Alpaca revealed that much of what makes a model seem "intelligent" in conversation is instruction following and format compliance - not raw parameter count or knowledge. LLaMA-7B already had substantial knowledge of the world from pretraining on billions of tokens. The $500 Alpaca fine-tune taught it how to respond helpfully in a conversational format. This has two important implications: (1) Instruction tuning is very high leverage - a small amount of high-quality SFT data can unlock enormous latent capability that pretraining already built into the model. The model knew things; it just didn't know how to show it. (2) Conversational ability and knowledge are largely separable - you can assess a model's knowledge independently of its conversational style. This insight drove the field's understanding that the "alignment tax" (does RLHF reduce raw capability?) is really about optimizing for different output distributions, not about fundamental capability tradeoffs.

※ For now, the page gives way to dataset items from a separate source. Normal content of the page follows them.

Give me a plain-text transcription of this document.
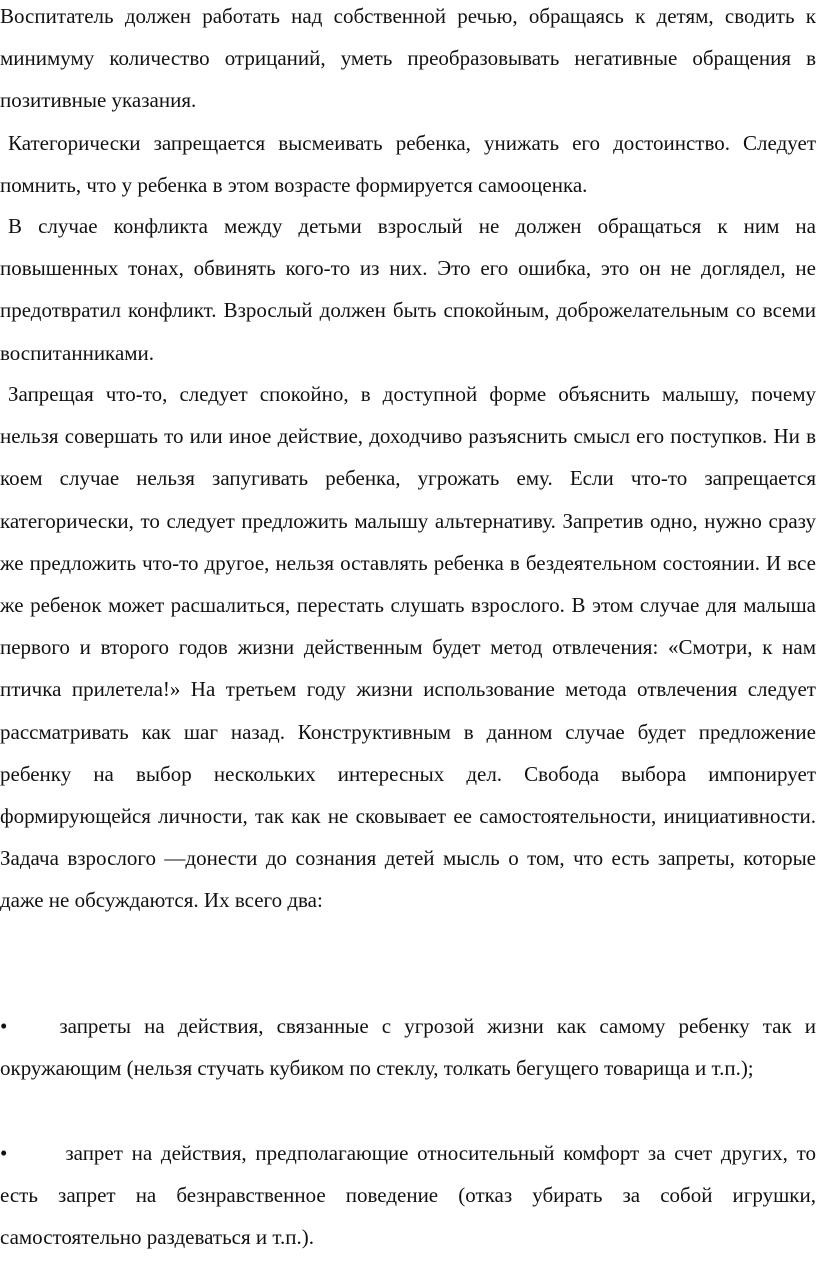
Воспитатель должен работать над собственной речью, обращаясь к детям, сводить к минимуму количество отрицаний, уметь преобразовывать негативные обращения в позитивные указания.

Категорически запрещается высмеивать ребенка, унижать его достоинство. Следует помнить, что у ребенка в этом возрасте формируется самооценка.

В случае конфликта между детьми взрослый не должен обращаться к ним на повышенных тонах, обвинять кого-то из них. Это его ошибка, это он не доглядел, не предотвратил конфликт. Взрослый должен быть спокойным, доброжелательным со всеми воспитанниками.

Запрещая что-то, следует спокойно, в доступной форме объяснить малышу, почему нельзя совершать то или иное действие, доходчиво разъяснить смысл его поступков. Ни в коем случае нельзя запугивать ребенка, угрожать ему. Если что-то запрещается категорически, то следует предложить малышу альтернативу. Запретив одно, нужно сразу же предложить что-то другое, нельзя оставлять ребенка в бездеятельном состоянии. И все же ребенок может расшалиться, перестать слушать взрослого. В этом случае для малыша первого и второго годов жизни действенным будет метод отвлечения: «Смотри, к нам птичка прилетела!» На третьем году жизни использование метода отвлечения следует рассматривать как шаг назад. Конструктивным в данном случае будет предложение ребенку на выбор нескольких интересных дел. Свобода выбора импонирует формирующейся личности, так как не сковывает ее самостоятельности, инициативности. Задача взрослого —донести до сознания детей мысль о том, что есть запреты, которые даже не обсуждаются. Их всего два:

• запреты на действия, связанные с угрозой жизни как самому ребенку так и окружающим (нельзя стучать кубиком по стеклу, толкать бегущего товарища и т.п.);

•	запрет на действия, предполагающие относительный комфорт за счет других, то есть запрет на безнравственное поведение (отказ убирать за собой игрушки, самостоятельно раздеваться и т.п.).
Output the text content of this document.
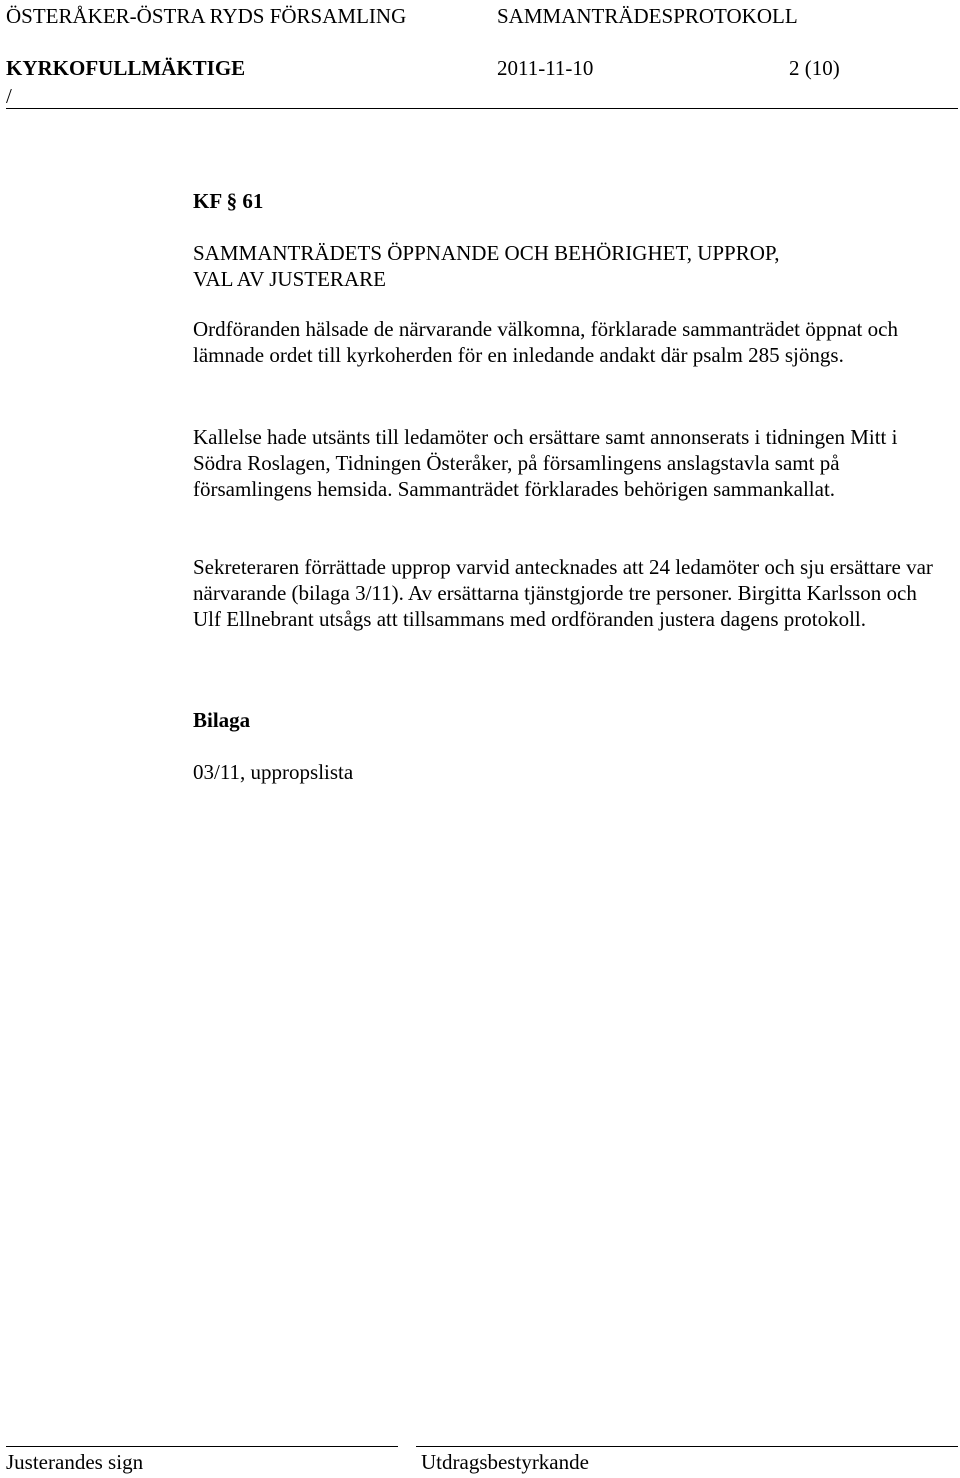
ÖSTERÅKER-ÖSTRA RYDS FÖRSAMLING	SAMMANTRÄDESPROTOKOLL
KYRKOFULLMÄKTIGE	2011-11-10	2 (10)
/
KF § 61
SAMMANTRÄDETS ÖPPNANDE OCH BEHÖRIGHET, UPPROP,
VAL AV JUSTERARE

Ordföranden hälsade de närvarande välkomna, förklarade sammanträdet öppnat och lämnade ordet till kyrkoherden för en inledande andakt där psalm 285 sjöngs.

Kallelse hade utsänts till ledamöter och ersättare samt annonserats i tidningen Mitt i Södra Roslagen, Tidningen Österåker, på församlingens anslagstavla samt på församlingens hemsida. Sammanträdet förklarades behörigen sammankallat.

Sekreteraren förrättade upprop varvid antecknades att 24 ledamöter och sju ersättare var närvarande (bilaga 3/11). Av ersättarna tjänstgjorde tre personer. Birgitta Karlsson och Ulf Ellnebrant utsågs att tillsammans med ordföranden justera dagens protokoll.

Bilaga
03/11, uppropslista
Justerandes sign	Utdragsbestyrkande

Q: How do you calculate the cost of running Self-Instruct at scale, and what model choices minimize cost without sacrificing quality?

Cost calculation: for each generated task, Self-Instruct makes approximately 4-6 API calls - task generation (shared across 4 tasks), task classification, input generation, output generation. For 50,000 tasks, that's approximately 200,000-300,000 API calls. Average token count per call ranges from 100 (classification) to 600 (task generation with 8 examples in context). At Claude Haiku pricing (0.25/1Minputtokens,0.25/1M input tokens, 1.25/1M output tokens), 50,000 tasks costs approximately $10-15.

Model choice: use Haiku for all three stages - task generation, classification, and instance generation. Haiku is sufficient because these are pattern-completion tasks (generate something like these examples) rather than complex reasoning tasks. Use Opus only for calibration: generate 500 examples with Haiku, rate them with Opus, compute Haiku-Opus agreement. If agreement exceeds 85%, Haiku generation quality is acceptable for your domain. If agreement is below 80%, switch task generation to Opus while keeping classification and instance generation on Haiku - this captures the highest-quality examples while keeping costs manageable (5-10x cost increase vs. all-Haiku, rather than 60x for all-Opus).